Teddy Heading Toward The Northwest Coast Of Newfoundland

Post-Tropical Cyclone

Tropics Forecast Cone at 10:43 Wednesday Evening, September 23rd

Location 530 miles NNE of Halifax Nova Scotia
Wind 50 mph
Heading NNE at 32 mph
Pressure 28.8
Coordinates 57.3W, 51.0N


At 1100 PM AST (0300 UTC), the center of Post-Tropical Cyclone Teddy was located near latitude 51.0 North, longitude 57.3 West based on the Marble Mountain, Newfoundland, radar and surface observations along the west coast of Newfoundland. The post-tropical cyclone is moving toward the north-northeast near 32 mph (52 km/h), and this general motion is expected to continue through Thursday.
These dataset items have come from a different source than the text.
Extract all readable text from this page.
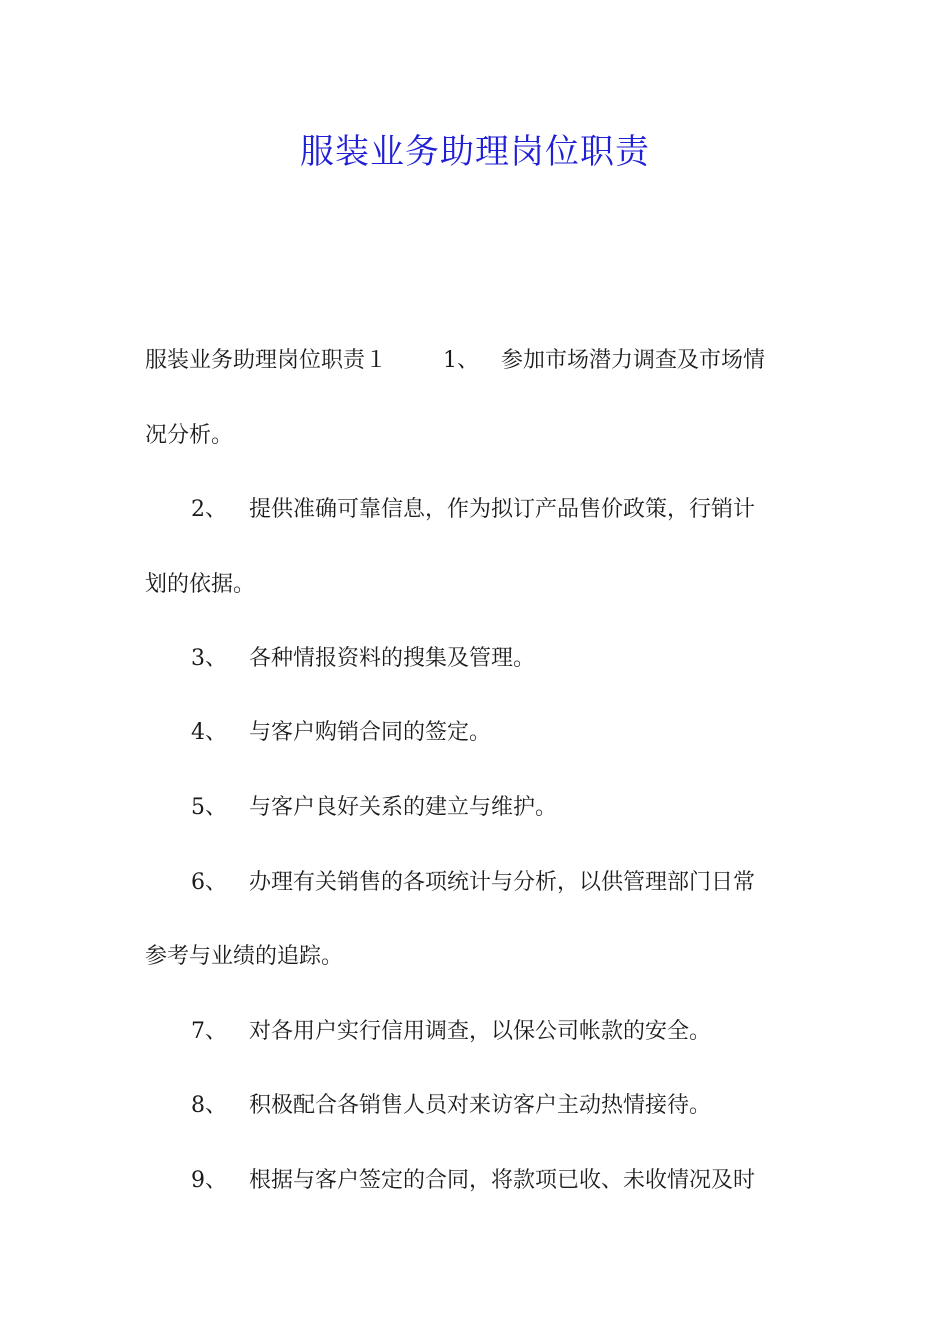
服装业务助理岗位职责
服装业务助理岗位职责１	1、 参加市场潜力调查及市场情
况分析。
2、 提供准确可靠信息，作为拟订产品售价政策，行销计
划的依据。
3、 各种情报资料的搜集及管理。
4、 与客户购销合同的签定。
5、 与客户良好关系的建立与维护。
6、 办理有关销售的各项统计与分析，以供管理部门日常
参考与业绩的追踪。
7、 对各用户实行信用调查，以保公司帐款的安全。
8、 积极配合各销售人员对来访客户主动热情接待。
9、 根据与客户签定的合同，将款项已收、未收情况及时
On the forecast track, the center of Teddy should move closer to the northwestern Newfoundland coast tonight and into the Labrador Sea on Thursday before merging with a larger extratropical low.

Maximum sustained winds are near 50 mph (85 km/h) with higher gusts. Little change in strength is forecast before the system merges with the extratropical low on Thursday.
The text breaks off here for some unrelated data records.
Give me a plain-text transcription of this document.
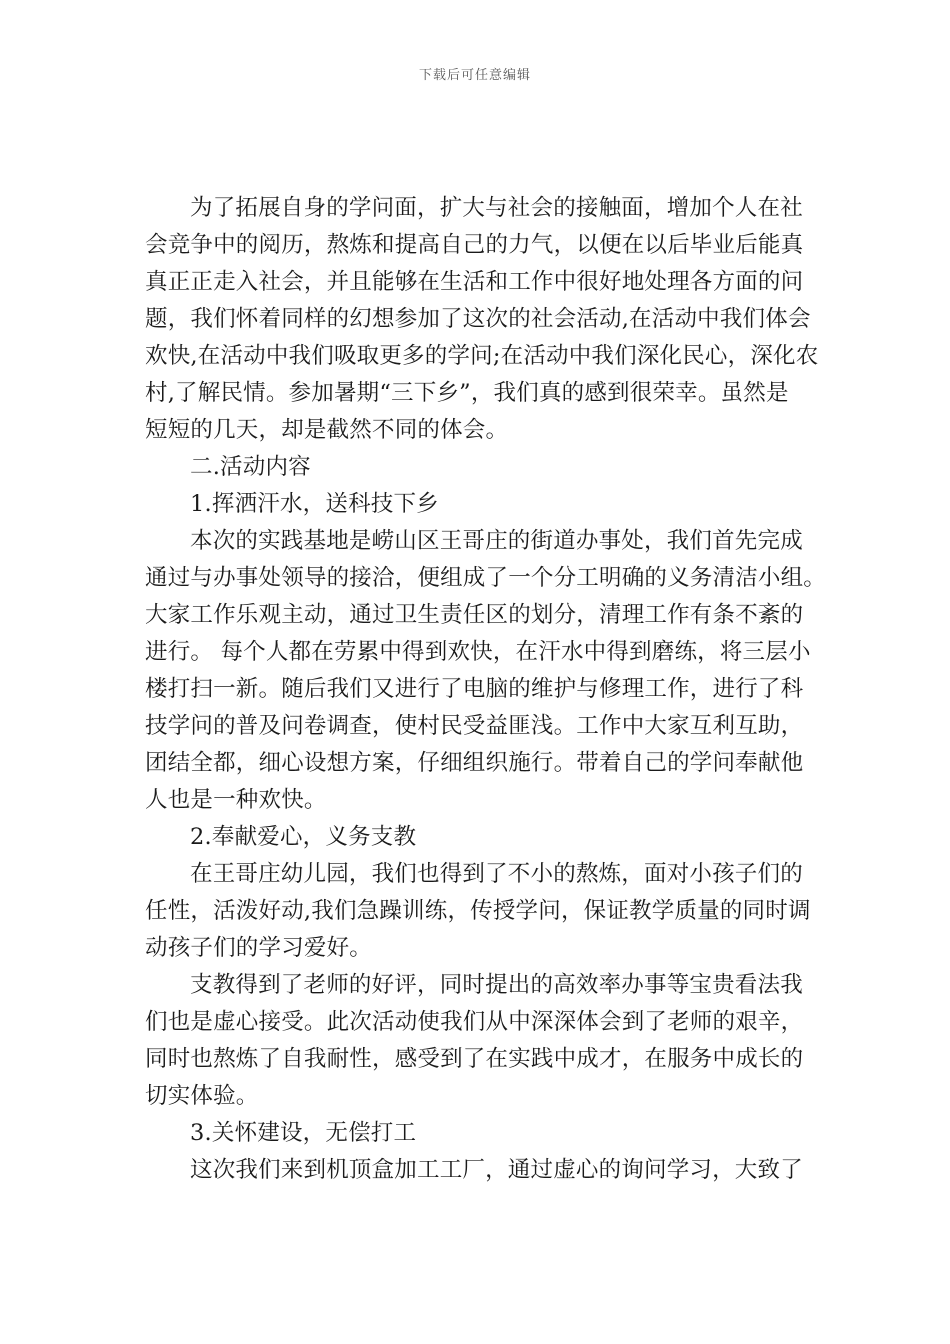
下载后可任意编辑
为了拓展自身的学问面，扩大与社会的接触面，增加个人在社
会竞争中的阅历，熬炼和提高自己的力气，以便在以后毕业后能真
真正正走入社会，并且能够在生活和工作中很好地处理各方面的问
题，我们怀着同样的幻想参加了这次的社会活动,在活动中我们体会
欢快,在活动中我们吸取更多的学问;在活动中我们深化民心，深化农
村,了解民情。参加暑期“三下乡”，我们真的感到很荣幸。虽然是
短短的几天，却是截然不同的体会。
二.活动内容
1.挥洒汗水，送科技下乡
本次的实践基地是崂山区王哥庄的街道办事处，我们首先完成
通过与办事处领导的接洽，便组成了一个分工明确的义务清洁小组。
大家工作乐观主动，通过卫生责任区的划分，清理工作有条不紊的
进行。 每个人都在劳累中得到欢快，在汗水中得到磨练，将三层小
楼打扫一新。随后我们又进行了电脑的维护与修理工作，进行了科
技学问的普及问卷调查，使村民受益匪浅。工作中大家互利互助，
团结全都，细心设想方案，仔细组织施行。带着自己的学问奉献他
人也是一种欢快。
2.奉献爱心，义务支教
在王哥庄幼儿园，我们也得到了不小的熬炼，面对小孩子们的
任性，活泼好动,我们急躁训练，传授学问，保证教学质量的同时调
动孩子们的学习爱好。
支教得到了老师的好评，同时提出的高效率办事等宝贵看法我
们也是虚心接受。此次活动使我们从中深深体会到了老师的艰辛，
同时也熬炼了自我耐性，感受到了在实践中成才，在服务中成长的
切实体验。
3.关怀建设，无偿打工
这次我们来到机顶盒加工工厂，通过虚心的询问学习，大致了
Tropical-storm-force winds extend outward up to 205 miles (335 km) from the center.

The estimated minimum central pressure is 975 mb (28.80 inches). By the Sea, Newfoundland (near the Cow Head Lighthouse) reported a barometric pressure of 979 mb (28.91 inches).

Tropics Satellite at 10:44 Wednesday Evening, September 23rd

Watches and Warnings




There are no coastal watches or warnings in effect.
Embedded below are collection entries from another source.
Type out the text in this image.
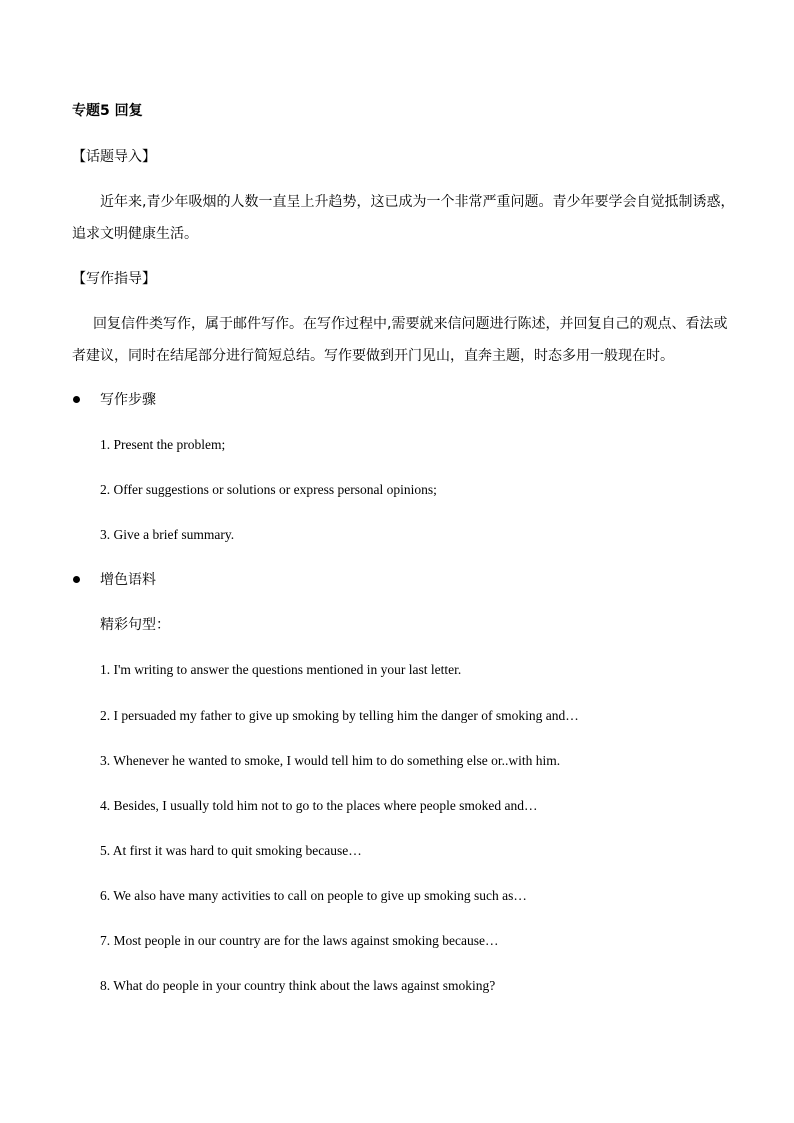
专题5 回复
【话题导入】
近年来,青少年吸烟的人数一直呈上升趋势，这已成为一个非常严重问题。青少年要学会自觉抵制诱惑，
追求文明健康生活。
【写作指导】
回复信件类写作，属于邮件写作。在写作过程中,需要就来信问题进行陈述，并回复自己的观点、看法或
者建议，同时在结尾部分进行简短总结。写作要做到开门见山，直奔主题，时态多用一般现在时。
写作步骤
1. Present the problem;
2. Offer suggestions or solutions or express personal opinions;
3. Give a brief summary.
增色语料
精彩句型：
1. I'm writing to answer the questions mentioned in your last letter.
2. I persuaded my father to give up smoking by telling him the danger of smoking and…
3. Whenever he wanted to smoke, I would tell him to do something else or..with him.
4. Besides, I usually told him not to go to the places where people smoked and…
5. At first it was hard to quit smoking because…
6. We also have many activities to call on people to give up smoking such as…
7. Most people in our country are for the laws against smoking because…
8. What do people in your country think about the laws against smoking?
Tropics Models at 3:15 Thursday Night, September 24th

Land Hazards

Key messages for Teddy can be found in the Tropical Cyclone Discussion under AWIPS header MIATCDAT5 and WMO header WTNT45 KNHC and on the web at www.hurricanes.gov/text/MIATCDAT5.shtml.

SURF: Large swells generated by Teddy are affecting Bermuda, the Lesser Antilles, the Greater Antilles, the Bahamas, the east coast of the United States, and Atlantic Canada. These swells are likely to cause life-threatening surf and rip current conditions. Please consult products from your local weather office.

WIND: Gusty winds are possible along the western coast of Newfoundland tonight.